Normally, Rich would get Folfox for the chemo combined with Avastin as a different type of monoclonal antibody. The one that Hausner mentioned was a combo of Herbatox and Vectibix that attack specific types of cells. But Avastin is one that blocks proteins to prevent new blood vessel growth so that it starves the cancer.
Folfox would be administered via a port near his clavicle for 48 hours every two weeks. We didn't like that plan. The port gets all jacked up if you try to fight or play hockey or roll around with your three-year-old.
So instead we can try Xeloda which is the oral version of the 5FU in Folfox. That would be a pill Rich takes twice a day for two weeks and then takes a week off. The other half of that combo is Oxaliplatin which is administered via an IV for three hours every three weeks. So no port necessary. The Xeloda side effects are mild nausea, hand and foot soreness and some fatigue. The Oxaliplatin tends to have worse nausea on that first day but can be treated with Zofran or the like up front. It also can have increased cold sensitivity, both outside and inside (e.g. drinking cold liquids can be painful). None of these drugs cause hair loss or significant weight loss.
Dr. Lee ordered a fresh CT scan to see where we are now as well as blood work to get all new tumor markers. It will be our new base line. On the 21st, Rich has "chemo training" with a nurse practitioner to go over all the chemo drug options and what they entail so we can be better prepared. And then hypothetically he would have his first treatment on the 23rd. We have no idea how long we would need to continue the treatment until we see how it affects the CT scan and blood work results. It will also depend on Rich's side effects and how he handles it.
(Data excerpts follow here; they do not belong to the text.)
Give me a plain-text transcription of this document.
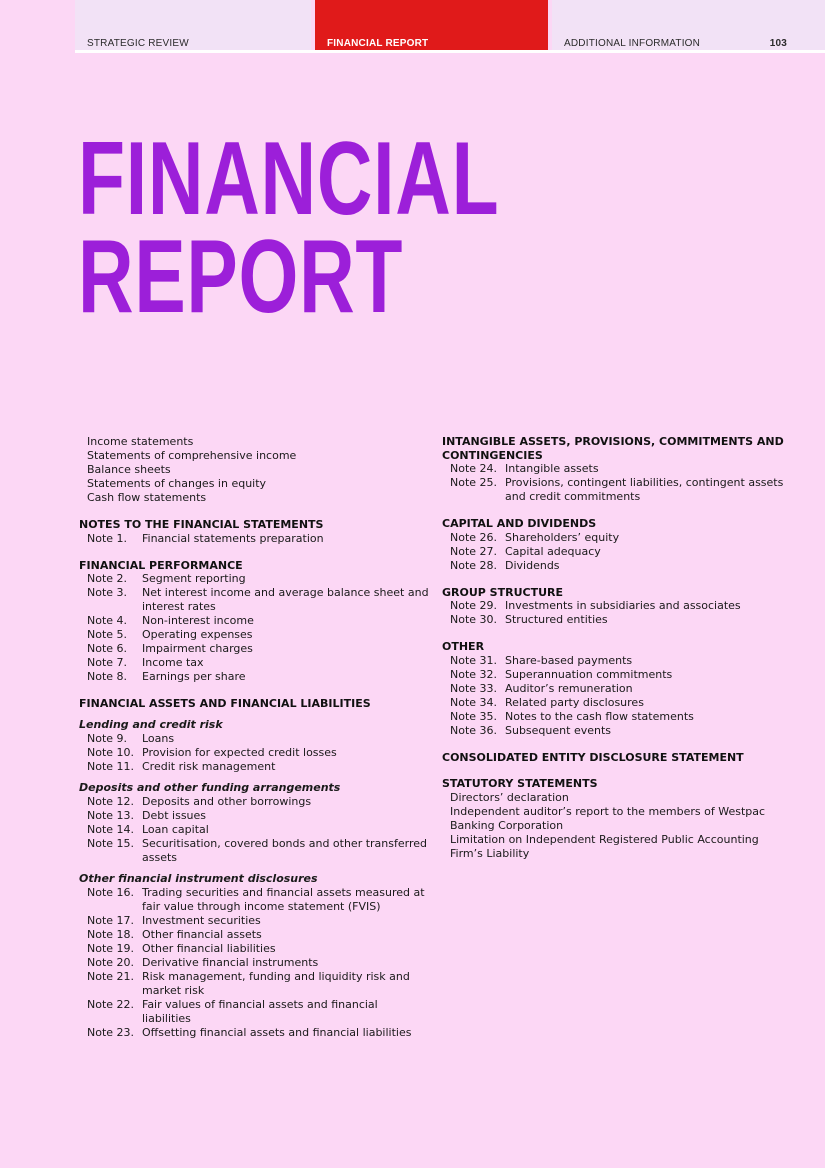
STRATEGIC REVIEW	FINANCIAL REPORT	ADDITIONAL INFORMATION	103
FINANCIAL
REPORT
Income statements
Statements of comprehensive income
Balance sheets
Statements of changes in equity
Cash flow statements
NOTES TO THE FINANCIAL STATEMENTS
Note 1.	Financial statements preparation
FINANCIAL PERFORMANCE
Note 2.	Segment reporting
Note 3.	Net interest income and average balance sheet and interest rates
Note 4.	Non-interest income
Note 5.	Operating expenses
Note 6.	Impairment charges
Note 7.	Income tax
Note 8.	Earnings per share
FINANCIAL ASSETS AND FINANCIAL LIABILITIES
Lending and credit risk
Note 9.	Loans
Note 10. Provision for expected credit losses
Note 11. Credit risk management
Deposits and other funding arrangements
Note 12. Deposits and other borrowings
Note 13. Debt issues
Note 14. Loan capital
Note 15. Securitisation, covered bonds and other transferred assets
Other financial instrument disclosures
Note 16. Trading securities and financial assets measured at fair value through income statement (FVIS)
Note 17. Investment securities
Note 18. Other financial assets
Note 19. Other financial liabilities
Note 20. Derivative financial instruments
Note 21. Risk management, funding and liquidity risk and market risk
Note 22. Fair values of financial assets and financial liabilities
Note 23. Offsetting financial assets and financial liabilities
INTANGIBLE ASSETS, PROVISIONS, COMMITMENTS AND CONTINGENCIES
Note 24. Intangible assets
Note 25. Provisions, contingent liabilities, contingent assets and credit commitments
CAPITAL AND DIVIDENDS
Note 26. Shareholders’ equity
Note 27. Capital adequacy
Note 28. Dividends
GROUP STRUCTURE
Note 29. Investments in subsidiaries and associates
Note 30. Structured entities
OTHER
Note 31. Share-based payments
Note 32. Superannuation commitments
Note 33. Auditor’s remuneration
Note 34. Related party disclosures
Note 35. Notes to the cash flow statements
Note 36. Subsequent events
CONSOLIDATED ENTITY DISCLOSURE STATEMENT
STATUTORY STATEMENTS
Directors’ declaration
Independent auditor’s report to the members of Westpac Banking Corporation
Limitation on Independent Registered Public Accounting Firm’s Liability
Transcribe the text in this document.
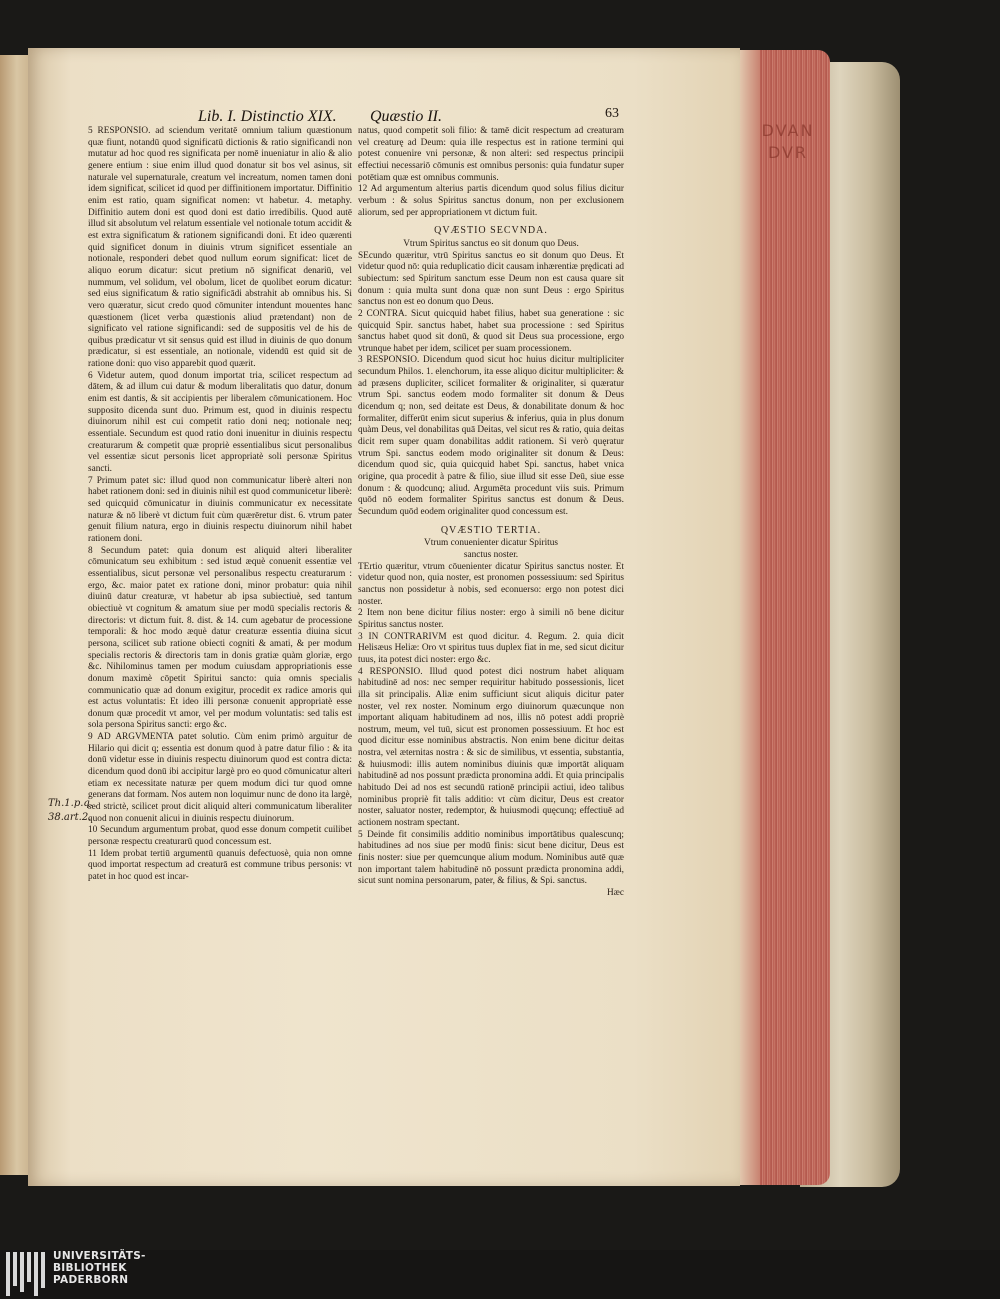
DVAN DVR
Lib. I. Distinctio XIX. Quæstio II.	63
Th.1.p.q.
38.art.2.

5 RESPONSIO. ad sciendum veritatē omnium talium quæstionum quæ fiunt, notandū quod significatū dictionis & ratio significandi non mutatur ad hoc quod res significata per nomē inueniatur in alio & alio genere entium : siue enim illud quod donatur sit bos vel asinus, sit naturale vel supernaturale, creatum vel increatum, nomen tamen doni idem significat, scilicet id quod per diffinitionem importatur. Diffinitio enim est ratio, quam significat nomen: vt habetur. 4. metaphy. Diffinitio autem doni est quod doni est datio irredibilis. Quod autē illud sit absolutum vel relatum essentiale vel notionale totum accidit & est extra significatum & rationem significandi doni. Et ideo quærenti quid significet donum in diuinis vtrum significet essentiale an notionale, responderi debet quod nullum eorum significat: licet de aliquo eorum dicatur: sicut pretium nō significat denariū, vel nummum, vel solidum, vel obolum, licet de quolibet eorum dicatur: sed eius significatum & ratio significādi abstrahit ab omnibus his. Si vero quæratur, sicut credo quod cōmuniter intendunt mouentes hanc quæstionem (licet verba quæstionis aliud prætendant) non de significato vel ratione significandi: sed de suppositis vel de his de quibus prædicatur vt sit sensus quid est illud in diuinis de quo donum prædicatur, si est essentiale, an notionale, videndū est quid sit de ratione doni: quo viso apparebit quod quærit.

6 Videtur autem, quod donum importat tria, scilicet respectum ad dātem, & ad illum cui datur & modum liberalitatis quo datur, donum enim est dantis, & sit accipientis per liberalem cōmunicationem. Hoc supposito dicenda sunt duo. Primum est, quod in diuinis respectu diuinorum nihil est cui competit ratio doni neq; notionale neq; essentiale. Secundum est quod ratio doni inuenitur in diuinis respectu creaturarum & competit quæ propriè essentialibus sicut personalibus vel essentiæ sicut personis licet appropriatè soli personæ Spiritus sancti.

7 Primum patet sic: illud quod non communicatur liberè alteri non habet rationem doni: sed in diuinis nihil est quod communicetur liberè: sed quicquid cōmunicatur in diuinis communicatur ex necessitate naturæ & nō liberè vt dictum fuit cùm quærēretur dist. 6. vtrum pater genuit filium natura, ergo in diuinis respectu diuinorum nihil habet rationem doni.

8 Secundum patet: quia donum est aliquid alteri liberaliter cōmunicatum seu exhibitum : sed istud æquè conuenit essentiæ vel essentialibus, sicut personæ vel personalibus respectu creaturarum : ergo, &c. maior patet ex ratione doni, minor probatur: quia nihil diuinū datur creaturæ, vt habetur ab ipsa subiectiuè, sed tantum obiectiuè vt cognitum & amatum siue per modū specialis rectoris & directoris: vt dictum fuit. 8. dist. & 14. cum agebatur de processione temporali: & hoc modo æquè datur creaturæ essentia diuina sicut persona, scilicet sub ratione obiecti cogniti & amati, & per modum specialis rectoris & directoris tam in donis gratiæ quàm gloriæ, ergo &c. Nihilominus tamen per modum cuiusdam appropriationis esse donum maximè cōpetit Spiritui sancto: quia omnis specialis communicatio quæ ad donum exigitur, procedit ex radice amoris qui est actus voluntatis: Et ideo illi personæ conuenit appropriatè esse donum quæ procedit vt amor, vel per modum voluntatis: sed talis est sola persona Spiritus sancti: ergo &c.

9 AD ARGVMENTA patet solutio. Cùm enim primò arguitur de Hilario qui dicit q; essentia est donum quod à patre datur filio : & ita donū videtur esse in diuinis respectu diuinorum quod est contra dicta: dicendum quod donū ibi accipitur largè pro eo quod cōmunicatur alteri etiam ex necessitate naturæ per quem modum dici tur quod omne generans dat formam. Nos autem non loquimur nunc de dono ita largè, sed strictè, scilicet prout dicit aliquid alteri communicatum liberaliter quod non conuenit alicui in diuinis respectu diuinorum.

10 Secundum argumentum probat, quod esse donum competit cuilibet personæ respectu creaturarū quod concessum est.

11 Idem probat tertiū argumentū quanuis defectuosè, quia non omne quod importat respectum ad creaturā est commune tribus personis: vt patet in hoc quod est incar-

natus, quod competit soli filio: & tamē dicit respectum ad creaturam vel creaturę ad Deum: quia ille respectus est in ratione termini qui potest conuenire vni personæ, & non alteri: sed respectus principii effectiui necessariō cōmunis est omnibus personis: quia fundatur super potētiam quæ est omnibus communis.

12 Ad argumentum alterius partis dicendum quod solus filius dicitur verbum : & solus Spiritus sanctus donum, non per exclusionem aliorum, sed per appropriationem vt dictum fuit.

QVÆSTIO SECVNDA.

Vtrum Spiritus sanctus eo sit donum quo Deus.

SEcundo quæritur, vtrū Spiritus sanctus eo sit donum quo Deus. Et videtur quod nō: quia reduplicatio dicit causam inhærentiæ prędicati ad subiectum: sed Spiritum sanctum esse Deum non est causa quare sit donum : quia multa sunt dona quæ non sunt Deus : ergo Spiritus sanctus non est eo donum quo Deus.

2 CONTRA. Sicut quicquid habet filius, habet sua generatione : sic quicquid Spir. sanctus habet, habet sua processione : sed Spiritus sanctus habet quod sit donū, & quod sit Deus sua processione, ergo vtrunque habet per idem, scilicet per suam processionem.

3 RESPONSIO. Dicendum quod sicut hoc huius dicitur multipliciter secundum Philos. 1. elenchorum, ita esse aliquo dicitur multipliciter: & ad præsens dupliciter, scilicet formaliter & originaliter, si quæratur vtrum Spi. sanctus eodem modo formaliter sit donum & Deus dicendum q; non, sed deitate est Deus, & donabilitate donum & hoc formaliter, differūt enim sicut superius & inferius, quia in plus donum quàm Deus, vel donabilitas quā Deitas, vel sicut res & ratio, quia deitas dicit rem super quam donabilitas addit rationem. Si verò quęratur vtrum Spi. sanctus eodem modo originaliter sit donum & Deus: dicendum quod sic, quia quicquid habet Spi. sanctus, habet vnica origine, qua procedit à patre & filio, siue illud sit esse Deū, siue esse donum : & quodcunq; aliud. Argumēta procedunt viis suis. Primum quōd nō eodem formaliter Spiritus sanctus est donum & Deus. Secundum quōd eodem originaliter quod concessum est.

QVÆSTIO TERTIA.

Vtrum conuenienter dicatur Spiritus

sanctus noster.

TErtio quæritur, vtrum cōuenienter dicatur Spiritus sanctus noster. Et videtur quod non, quia noster, est pronomen possessiuum: sed Spiritus sanctus non possidetur à nobis, sed econuerso: ergo non potest dici noster.

2 Item non bene dicitur filius noster: ergo à simili nō bene dicitur Spiritus sanctus noster.

3 IN CONTRARIVM est quod dicitur. 4. Regum. 2. quia dicit Helisæus Heliæ: Oro vt spiritus tuus duplex fiat in me, sed sicut dicitur tuus, ita potest dici noster: ergo &c.

4 RESPONSIO. Illud quod potest dici nostrum habet aliquam habitudinē ad nos: nec semper requiritur habitudo possessionis, licet illa sit principalis. Aliæ enim sufficiunt sicut aliquis dicitur pater noster, vel rex noster. Nominum ergo diuinorum quæcunque non important aliquam habitudinem ad nos, illis nō potest addi propriè nostrum, meum, vel tuū, sicut est pronomen possessiuum. Et hoc est quod dicitur esse nominibus abstractis. Non enim bene dicitur deitas nostra, vel æternitas nostra : & sic de similibus, vt essentia, substantia, & huiusmodi: illis autem nominibus diuinis quæ importāt aliquam habitudinē ad nos possunt prædicta pronomina addi. Et quia principalis habitudo Dei ad nos est secundū rationē principii actiui, ideo talibus nominibus propriè fit talis additio: vt cùm dicitur, Deus est creator noster, saluator noster, redemptor, & huiusmodi quęcunq; effectiuē ad actionem nostram spectant.

5 Deinde fit consimilis additio nominibus importātibus qualescunq; habitudines ad nos siue per modū finis: sicut bene dicitur, Deus est finis noster: siue per quemcunque alium modum. Nominibus autē quæ non important talem habitudinē nō possunt prædicta pronomina addi, sicut sunt nomina personarum, pater, & filius, & Spi. sanctus.

Hæc

UNIVERSITÄTS-
BIBLIOTHEK
PADERBORN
In the meantime, Dr. Lee is still going to do more homework and ask around and see if there's something else we should try first. Lee was clear to say that the chemotherapy would not cure him. It would only slow the growth or at best shrink it some. But we've already talked about the roommate analogy, so if the slime in his belly is not bothering him, we don't need to freak out and make a mess trying to wipe it out.
Rich said he was pleased his pulse was only 75. He was pleased he weighs 225 (up from 205 the day we left the hospital). And he likes Dr. Lee. He is still full of worry and sadness about the whole thing. But I'm optimistic as always.